Guest Post by Graeme Maxton
We cannot manage the
limits of nature because they are
limits.
We want to live in a world without
limits. Like long distance runners and racing car drivers,
humankind is always trying to overcome limits, to achieve
more. As we make breakthroughs, it is easy to think that we
already live in such a world.
Even so, there is a maximum speed that
we can run, even drug enhanced. There is a maximum speed
that cars can drive, before they begin to fly. We don't
understand where these limits lie, simply because we haven't
reached them yet. One day we will reach them though, and we
will understand then that they cannot be overcome.
When we talk about boundless oceans,
endless horizons and infinite possibilities this is merely
poetic. The oceans and the horizon are not limitless at all.
They are bound by the planet. While possibilities may be
many, they are never infinite. Even our universe has limits.
What is in our head has limits too. Our imagination is
limited by everything we currently understand. It is
impossible to conceive anything more.
When we reach natural limits, even the
best technology cannot overcome them. We only think that
they can be overcome because we have not encountered many of
them so far, and because the limits we have breached until
now were man-made or were not really limits at all.
Some of nature's limits are known. Light
cannot travel faster than 300,000km per second in space.

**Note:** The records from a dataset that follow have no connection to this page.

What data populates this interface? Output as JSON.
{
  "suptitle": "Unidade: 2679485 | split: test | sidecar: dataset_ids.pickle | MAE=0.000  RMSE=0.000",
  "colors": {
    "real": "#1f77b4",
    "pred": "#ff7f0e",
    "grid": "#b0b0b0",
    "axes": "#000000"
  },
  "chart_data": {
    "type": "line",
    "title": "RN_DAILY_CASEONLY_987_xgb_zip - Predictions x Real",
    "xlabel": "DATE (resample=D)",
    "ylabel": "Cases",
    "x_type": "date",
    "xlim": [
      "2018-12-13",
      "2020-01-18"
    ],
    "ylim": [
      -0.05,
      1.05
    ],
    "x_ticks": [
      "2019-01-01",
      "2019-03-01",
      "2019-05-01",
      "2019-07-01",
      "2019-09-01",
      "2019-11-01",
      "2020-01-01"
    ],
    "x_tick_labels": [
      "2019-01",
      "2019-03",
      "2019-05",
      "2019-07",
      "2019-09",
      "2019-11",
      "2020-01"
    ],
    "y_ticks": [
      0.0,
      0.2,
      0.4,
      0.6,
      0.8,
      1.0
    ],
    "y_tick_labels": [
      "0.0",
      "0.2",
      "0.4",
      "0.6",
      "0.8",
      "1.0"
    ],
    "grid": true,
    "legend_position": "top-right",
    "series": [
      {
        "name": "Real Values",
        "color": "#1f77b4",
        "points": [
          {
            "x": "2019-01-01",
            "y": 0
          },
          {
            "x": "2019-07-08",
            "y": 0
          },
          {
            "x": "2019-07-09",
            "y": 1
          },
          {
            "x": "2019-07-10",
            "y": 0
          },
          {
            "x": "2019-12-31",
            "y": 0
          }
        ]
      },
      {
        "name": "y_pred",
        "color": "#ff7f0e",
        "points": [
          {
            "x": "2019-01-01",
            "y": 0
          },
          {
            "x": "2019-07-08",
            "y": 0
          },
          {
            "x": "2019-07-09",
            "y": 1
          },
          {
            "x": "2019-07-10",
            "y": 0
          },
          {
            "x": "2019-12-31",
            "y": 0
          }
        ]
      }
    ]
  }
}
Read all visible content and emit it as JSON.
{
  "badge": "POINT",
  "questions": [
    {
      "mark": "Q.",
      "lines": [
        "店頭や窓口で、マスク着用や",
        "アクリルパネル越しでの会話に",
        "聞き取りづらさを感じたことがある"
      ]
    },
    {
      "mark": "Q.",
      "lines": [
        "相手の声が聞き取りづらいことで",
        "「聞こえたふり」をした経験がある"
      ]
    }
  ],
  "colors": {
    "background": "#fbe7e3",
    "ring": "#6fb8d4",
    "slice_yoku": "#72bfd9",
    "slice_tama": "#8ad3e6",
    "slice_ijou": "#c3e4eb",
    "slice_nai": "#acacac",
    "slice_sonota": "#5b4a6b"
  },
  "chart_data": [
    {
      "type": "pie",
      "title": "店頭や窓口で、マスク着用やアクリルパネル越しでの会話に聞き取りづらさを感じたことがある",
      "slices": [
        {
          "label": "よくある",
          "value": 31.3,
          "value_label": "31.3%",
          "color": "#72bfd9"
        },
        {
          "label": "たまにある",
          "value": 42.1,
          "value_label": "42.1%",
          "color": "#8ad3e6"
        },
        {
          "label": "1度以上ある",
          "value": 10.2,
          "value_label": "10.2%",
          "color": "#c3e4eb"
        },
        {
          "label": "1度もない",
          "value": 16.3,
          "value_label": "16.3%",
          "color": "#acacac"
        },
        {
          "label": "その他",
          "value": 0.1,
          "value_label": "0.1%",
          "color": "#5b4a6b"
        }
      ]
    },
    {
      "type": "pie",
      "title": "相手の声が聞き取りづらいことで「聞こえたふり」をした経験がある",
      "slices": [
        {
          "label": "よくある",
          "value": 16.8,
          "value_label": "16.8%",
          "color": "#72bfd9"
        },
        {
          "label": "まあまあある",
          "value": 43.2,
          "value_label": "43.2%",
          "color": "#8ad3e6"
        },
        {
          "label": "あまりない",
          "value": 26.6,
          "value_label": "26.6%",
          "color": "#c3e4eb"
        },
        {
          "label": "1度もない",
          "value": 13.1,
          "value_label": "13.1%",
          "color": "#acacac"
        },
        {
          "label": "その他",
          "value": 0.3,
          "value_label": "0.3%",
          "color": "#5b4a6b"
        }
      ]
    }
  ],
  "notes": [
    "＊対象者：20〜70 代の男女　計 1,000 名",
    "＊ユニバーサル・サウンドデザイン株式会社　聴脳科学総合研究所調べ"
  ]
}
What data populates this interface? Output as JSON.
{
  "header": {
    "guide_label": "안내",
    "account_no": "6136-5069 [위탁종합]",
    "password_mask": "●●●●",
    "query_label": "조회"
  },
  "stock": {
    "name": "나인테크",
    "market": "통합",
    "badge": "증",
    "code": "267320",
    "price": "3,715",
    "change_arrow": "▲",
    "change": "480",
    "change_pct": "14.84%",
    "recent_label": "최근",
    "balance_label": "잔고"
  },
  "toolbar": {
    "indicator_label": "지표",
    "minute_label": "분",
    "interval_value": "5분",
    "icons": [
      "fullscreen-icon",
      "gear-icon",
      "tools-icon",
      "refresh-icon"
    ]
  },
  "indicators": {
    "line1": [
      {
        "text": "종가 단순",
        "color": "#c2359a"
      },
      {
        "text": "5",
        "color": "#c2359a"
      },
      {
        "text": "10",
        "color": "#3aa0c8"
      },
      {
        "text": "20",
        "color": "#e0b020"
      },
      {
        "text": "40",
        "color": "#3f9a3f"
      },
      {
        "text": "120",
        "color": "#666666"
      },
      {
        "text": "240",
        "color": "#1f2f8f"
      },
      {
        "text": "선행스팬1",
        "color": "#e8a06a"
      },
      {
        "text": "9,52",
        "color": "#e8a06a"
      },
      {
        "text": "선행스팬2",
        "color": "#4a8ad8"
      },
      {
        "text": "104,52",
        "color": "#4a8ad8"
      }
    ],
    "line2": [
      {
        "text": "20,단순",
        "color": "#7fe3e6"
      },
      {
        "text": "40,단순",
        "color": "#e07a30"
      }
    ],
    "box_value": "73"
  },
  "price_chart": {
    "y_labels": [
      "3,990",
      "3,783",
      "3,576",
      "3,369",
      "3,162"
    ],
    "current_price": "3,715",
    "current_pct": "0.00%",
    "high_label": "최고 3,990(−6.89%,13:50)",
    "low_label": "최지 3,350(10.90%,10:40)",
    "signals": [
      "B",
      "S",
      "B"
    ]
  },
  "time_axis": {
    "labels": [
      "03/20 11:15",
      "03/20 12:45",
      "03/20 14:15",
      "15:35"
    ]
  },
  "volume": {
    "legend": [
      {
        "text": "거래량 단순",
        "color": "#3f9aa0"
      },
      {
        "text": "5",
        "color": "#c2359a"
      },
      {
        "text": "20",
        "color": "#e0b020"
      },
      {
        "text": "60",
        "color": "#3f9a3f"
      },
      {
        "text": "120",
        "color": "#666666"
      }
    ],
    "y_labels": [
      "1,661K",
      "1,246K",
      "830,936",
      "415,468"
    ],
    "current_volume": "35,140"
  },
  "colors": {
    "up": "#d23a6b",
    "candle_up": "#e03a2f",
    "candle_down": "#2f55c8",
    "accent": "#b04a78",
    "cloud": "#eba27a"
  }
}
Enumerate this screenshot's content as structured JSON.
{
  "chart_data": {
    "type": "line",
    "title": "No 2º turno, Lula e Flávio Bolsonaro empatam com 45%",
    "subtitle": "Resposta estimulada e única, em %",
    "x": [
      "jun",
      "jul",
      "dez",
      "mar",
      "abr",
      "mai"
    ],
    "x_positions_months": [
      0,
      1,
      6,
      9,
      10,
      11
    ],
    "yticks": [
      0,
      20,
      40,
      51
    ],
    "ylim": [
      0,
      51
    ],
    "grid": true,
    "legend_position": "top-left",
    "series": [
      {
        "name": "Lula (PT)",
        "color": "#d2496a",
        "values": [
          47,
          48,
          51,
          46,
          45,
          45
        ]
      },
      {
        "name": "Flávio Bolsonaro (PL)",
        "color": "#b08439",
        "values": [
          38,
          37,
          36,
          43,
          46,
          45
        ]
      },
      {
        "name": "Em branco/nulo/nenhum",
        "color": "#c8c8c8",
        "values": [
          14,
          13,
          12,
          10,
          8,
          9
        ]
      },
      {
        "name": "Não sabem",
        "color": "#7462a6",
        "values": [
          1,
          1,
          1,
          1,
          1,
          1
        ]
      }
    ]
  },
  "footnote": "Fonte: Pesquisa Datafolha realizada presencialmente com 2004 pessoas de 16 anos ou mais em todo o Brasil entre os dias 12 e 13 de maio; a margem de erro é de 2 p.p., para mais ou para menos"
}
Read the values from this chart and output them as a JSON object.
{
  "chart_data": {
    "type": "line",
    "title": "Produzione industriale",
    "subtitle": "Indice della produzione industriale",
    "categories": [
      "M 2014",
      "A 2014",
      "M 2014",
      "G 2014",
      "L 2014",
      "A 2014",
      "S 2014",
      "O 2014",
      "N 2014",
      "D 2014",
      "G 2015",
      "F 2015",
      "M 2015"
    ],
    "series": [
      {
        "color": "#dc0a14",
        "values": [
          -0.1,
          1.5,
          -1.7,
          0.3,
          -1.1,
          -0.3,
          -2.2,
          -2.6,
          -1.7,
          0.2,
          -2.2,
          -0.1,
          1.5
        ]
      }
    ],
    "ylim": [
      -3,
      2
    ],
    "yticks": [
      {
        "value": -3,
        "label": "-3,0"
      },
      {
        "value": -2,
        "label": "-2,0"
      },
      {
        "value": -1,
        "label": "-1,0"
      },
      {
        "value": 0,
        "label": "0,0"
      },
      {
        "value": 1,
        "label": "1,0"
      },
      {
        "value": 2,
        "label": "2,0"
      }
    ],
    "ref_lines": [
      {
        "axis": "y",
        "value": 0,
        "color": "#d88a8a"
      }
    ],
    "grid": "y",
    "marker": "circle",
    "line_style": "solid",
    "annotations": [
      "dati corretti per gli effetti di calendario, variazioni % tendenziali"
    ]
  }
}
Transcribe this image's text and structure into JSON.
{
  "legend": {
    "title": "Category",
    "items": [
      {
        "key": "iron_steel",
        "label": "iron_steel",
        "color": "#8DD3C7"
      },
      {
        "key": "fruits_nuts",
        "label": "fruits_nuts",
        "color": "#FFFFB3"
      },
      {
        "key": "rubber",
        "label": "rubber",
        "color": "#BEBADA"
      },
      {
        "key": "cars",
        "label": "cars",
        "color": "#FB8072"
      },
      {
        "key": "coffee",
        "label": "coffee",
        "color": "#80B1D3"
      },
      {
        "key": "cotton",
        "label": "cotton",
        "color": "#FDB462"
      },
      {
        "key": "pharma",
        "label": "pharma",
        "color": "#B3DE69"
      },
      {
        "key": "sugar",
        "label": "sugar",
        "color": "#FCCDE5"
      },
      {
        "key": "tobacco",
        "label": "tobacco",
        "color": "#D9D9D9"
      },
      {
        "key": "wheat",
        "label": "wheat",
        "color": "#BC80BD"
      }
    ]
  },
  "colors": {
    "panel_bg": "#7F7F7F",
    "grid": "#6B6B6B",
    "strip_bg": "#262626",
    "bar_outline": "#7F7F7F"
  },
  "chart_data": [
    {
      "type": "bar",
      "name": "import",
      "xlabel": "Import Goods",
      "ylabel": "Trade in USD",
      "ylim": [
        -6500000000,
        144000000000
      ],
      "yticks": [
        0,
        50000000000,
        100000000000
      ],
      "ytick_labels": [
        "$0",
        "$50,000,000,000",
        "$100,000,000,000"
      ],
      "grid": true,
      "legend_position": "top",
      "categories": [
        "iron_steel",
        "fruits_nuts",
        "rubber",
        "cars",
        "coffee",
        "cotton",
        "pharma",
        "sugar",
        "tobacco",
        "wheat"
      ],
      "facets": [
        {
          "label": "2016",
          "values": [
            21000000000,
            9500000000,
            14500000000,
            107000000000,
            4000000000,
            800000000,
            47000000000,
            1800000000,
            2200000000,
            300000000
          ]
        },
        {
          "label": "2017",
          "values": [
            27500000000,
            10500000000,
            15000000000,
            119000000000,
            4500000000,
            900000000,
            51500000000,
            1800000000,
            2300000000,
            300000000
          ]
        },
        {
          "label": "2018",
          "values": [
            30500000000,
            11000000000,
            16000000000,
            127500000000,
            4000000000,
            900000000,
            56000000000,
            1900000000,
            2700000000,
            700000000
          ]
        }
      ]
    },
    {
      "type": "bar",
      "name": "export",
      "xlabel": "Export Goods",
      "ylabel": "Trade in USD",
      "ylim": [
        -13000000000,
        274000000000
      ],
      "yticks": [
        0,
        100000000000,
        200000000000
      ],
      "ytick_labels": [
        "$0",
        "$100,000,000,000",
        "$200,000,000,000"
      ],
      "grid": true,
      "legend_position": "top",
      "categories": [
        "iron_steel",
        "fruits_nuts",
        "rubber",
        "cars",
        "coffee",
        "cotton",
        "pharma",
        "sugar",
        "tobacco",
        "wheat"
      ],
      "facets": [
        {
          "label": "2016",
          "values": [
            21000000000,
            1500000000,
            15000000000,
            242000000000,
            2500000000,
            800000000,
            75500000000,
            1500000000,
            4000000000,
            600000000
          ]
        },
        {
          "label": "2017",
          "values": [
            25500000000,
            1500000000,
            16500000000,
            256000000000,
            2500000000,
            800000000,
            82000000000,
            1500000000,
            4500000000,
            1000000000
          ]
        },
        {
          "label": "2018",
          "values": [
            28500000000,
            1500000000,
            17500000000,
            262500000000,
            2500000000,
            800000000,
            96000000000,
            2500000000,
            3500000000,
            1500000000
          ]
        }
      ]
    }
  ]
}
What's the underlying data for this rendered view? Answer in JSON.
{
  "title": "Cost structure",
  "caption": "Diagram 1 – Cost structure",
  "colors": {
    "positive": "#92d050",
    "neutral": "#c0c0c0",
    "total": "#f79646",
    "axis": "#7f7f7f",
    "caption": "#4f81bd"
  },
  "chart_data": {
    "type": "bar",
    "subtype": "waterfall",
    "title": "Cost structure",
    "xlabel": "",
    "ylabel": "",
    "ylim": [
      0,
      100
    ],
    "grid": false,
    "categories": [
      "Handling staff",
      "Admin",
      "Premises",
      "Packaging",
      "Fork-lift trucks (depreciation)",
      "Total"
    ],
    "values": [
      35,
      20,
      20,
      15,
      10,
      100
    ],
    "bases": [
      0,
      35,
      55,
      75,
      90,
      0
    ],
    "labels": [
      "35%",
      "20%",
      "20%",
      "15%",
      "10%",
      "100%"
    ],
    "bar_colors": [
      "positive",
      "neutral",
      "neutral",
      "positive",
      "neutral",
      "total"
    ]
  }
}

Nothing can be colder than -273°C. Ice cannot be heated
above 0°C under normal pressure. That is the limit of its
existence as ice.
If you think about it, everything is
defined by its limits - even items that are man-made. A
house is bound by walls and a roof, the limits of its physical presence. Bottles, fuel tanks and
the hulls of ships are designed to limit the influence of
whatever lies outside. The size of our society, from
prehistoric times until now, is limited by the rules we
impose.
These are not natural limits however,
but artificial ones.
The difference between man-made limits
and natural ones is that they are changeable. They can be
overcome. We can knock down walls and smash the bottles we
have made. We can change the laws.
Our technological advances support the
idea that we can master what is around us, that we can push
the limits of nature too. We can take energy from the wind,
modify the contents of cells and split atoms. But this
understanding of the world and our ability to manipulate it
has also made us foolish.
Foolish, because our discoveries are
really rather modest. When we take energy from the wind, we
simply capture what is already there. When we change the
contents of cells, we are only copying nature. And when we
split atoms, we are really just looking inside.
When it comes to the natural world,
there is so much that we do not understand. We do not know
the limits of consciousness, or even what it is. We have not
explored most of the oceans, the largest part of our planet.
We do not even know what substance or force makes up more
than 80% of the universe, and only discovered this recently.
We also keep changing our ideas. Our
theories about the origins of life and the birth of the
universe have changed completely in the last 150 years.
Despite this, we now think we have all the answers, or at
least most of the important ones.
That may be natural of course. We are
ambitious and already understand the limits of most of the
structures we use every day, because we made them. We know
when things are likely to go wrong.
In nature however, warning signals often
appear only when change is unavoidable. When a typhoon
forms, there is nothing that anyone can do to stop the
process, or change its path. We can only wait, and see what
damage it unleashes. Similarly, melting Arctic icecaps,
receding glaciers and rising sea levels are not warning
signals, signs that we need to change. They are the start of
a transformation that we will witness.
The changes we have unleashed already
are unstoppable, certainly within any time frame that we
really understand. The effects of our pumping large amounts
of carbon into the atmosphere have become visible within a
century, a flash of earthly time. It will take many hundreds
of years before the effects have passed.
Nature is easily the most complicated
system we know. We cannot survive without it. There is no
other place, so far as we know, where the acidity of the
oceans and the gases in the atmosphere are exactly
as creatures like us require. We know too, that an average
temperature rise of even a few degrees will change all this.
We have set a process in motion. Now we
must do everything we can to stop that process, and quickly.